CyberMonday and eBay
eBay USA had a strong CM for us - up 50% y/y.  What's really interesting is we're able to separate out the different formats and auctions are down 8%y/y and fixed-price (includes stores) are up a whopping 139% (together they yield the 50% increase).  For ChannelAdvisor's customers, fixed-price is rapidly approaching 2X of auctions.

Another interesting point on eBay - things were actually kind of sluggish on BF, up only 30% y/y, so we are seeing a material acceleration in that short period.  This is NOT the case with any other channel, they ramped up to a strong y/y growth on BF and then held it on CM whereas eBay ramped up into CM.

I'd hazard a guess there are a couple of trends at play:
  • eBay is really pouring on the marketing right now (coupons, radio, ms-cashback, paid-search, etc).
  • We're hearing that offline and some online retailers have such low inventories due to economic concerns that many items you wouldn't think would be hard to find are very hard to find.  Wii/xbox/ps3 software, many top selling toys and electronics could be in short supply offline+online as we get deeper into December.  If true, that will very much play to eBay's advantage.
  • For fun, I keep an eBay search on twitter going during the day on a second monitor and you many stories about first time users, finding hard to find items, etc.  This is a neat way to keep a 'pulse' on what's going on.
ASPs on eBay are down more than other channels.

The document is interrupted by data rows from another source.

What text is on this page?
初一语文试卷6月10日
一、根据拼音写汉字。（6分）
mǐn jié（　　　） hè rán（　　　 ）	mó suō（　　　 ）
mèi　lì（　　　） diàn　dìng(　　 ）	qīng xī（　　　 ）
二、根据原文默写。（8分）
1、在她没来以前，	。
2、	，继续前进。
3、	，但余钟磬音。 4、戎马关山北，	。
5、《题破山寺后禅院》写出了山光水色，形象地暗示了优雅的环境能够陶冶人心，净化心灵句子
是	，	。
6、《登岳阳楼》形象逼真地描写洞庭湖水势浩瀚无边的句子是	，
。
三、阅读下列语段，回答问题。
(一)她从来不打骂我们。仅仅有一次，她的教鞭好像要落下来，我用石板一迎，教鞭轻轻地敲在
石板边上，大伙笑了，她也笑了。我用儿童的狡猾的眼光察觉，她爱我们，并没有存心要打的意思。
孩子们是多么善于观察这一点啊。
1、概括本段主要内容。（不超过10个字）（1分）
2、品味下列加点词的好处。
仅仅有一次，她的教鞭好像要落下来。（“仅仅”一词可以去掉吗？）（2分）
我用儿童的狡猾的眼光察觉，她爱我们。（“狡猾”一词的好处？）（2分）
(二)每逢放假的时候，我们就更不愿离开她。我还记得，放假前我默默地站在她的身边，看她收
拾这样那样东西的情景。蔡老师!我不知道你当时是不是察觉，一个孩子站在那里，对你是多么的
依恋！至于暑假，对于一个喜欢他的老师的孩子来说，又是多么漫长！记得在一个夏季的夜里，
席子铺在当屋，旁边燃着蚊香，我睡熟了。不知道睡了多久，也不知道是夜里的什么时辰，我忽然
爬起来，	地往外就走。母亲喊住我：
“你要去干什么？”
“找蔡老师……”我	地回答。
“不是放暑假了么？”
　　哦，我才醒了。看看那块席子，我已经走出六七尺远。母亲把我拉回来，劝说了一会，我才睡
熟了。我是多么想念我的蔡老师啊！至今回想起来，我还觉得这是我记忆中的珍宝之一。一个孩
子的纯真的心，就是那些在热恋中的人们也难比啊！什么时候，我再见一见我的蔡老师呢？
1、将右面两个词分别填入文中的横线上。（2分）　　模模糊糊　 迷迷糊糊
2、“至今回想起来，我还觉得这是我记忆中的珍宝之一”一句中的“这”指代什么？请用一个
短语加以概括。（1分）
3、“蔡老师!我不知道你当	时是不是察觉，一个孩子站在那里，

I suspect that's a consumer mix issue vs. some price compression.

CyberMonday and Amazon
No matter how you slice it, Amazon is killing it this holiday season.  I don't have any visibility into their media categories (book, music, dvd), but CE, games, home and garden, sports, jewelry, apparel, you name it - it is on fire.  I suspect we'll look back in 1-2yrs and realize that 08 is the year Amazon went from a book store to a full-fledged dept store.

Amazon accelerated on BF to a 230% growth rate and has held there through CyberMonday.  The inventory shortages I mentioned in the eBay section will definitely benefit Amazon's proMerchants as well.  Amazon is very cleverly sending notes to merchants notifying them of sku's that are in demand that they have sold before and proactively urging them to stock the virtual shelves.

Amazon also has a ton of interesting promotions that get a good bit of consumer buzz

What will be the peak this year?
Usually we see continued growth into the next couple of Mondays (12/8 and 12/15 this year) - that some call GreenMondays - and we'll continue to report what we see.  It will be interesting to see where things hit their zenith this year and if my theory on eBay/Amazon benefiting from short inventory levels plays out or not.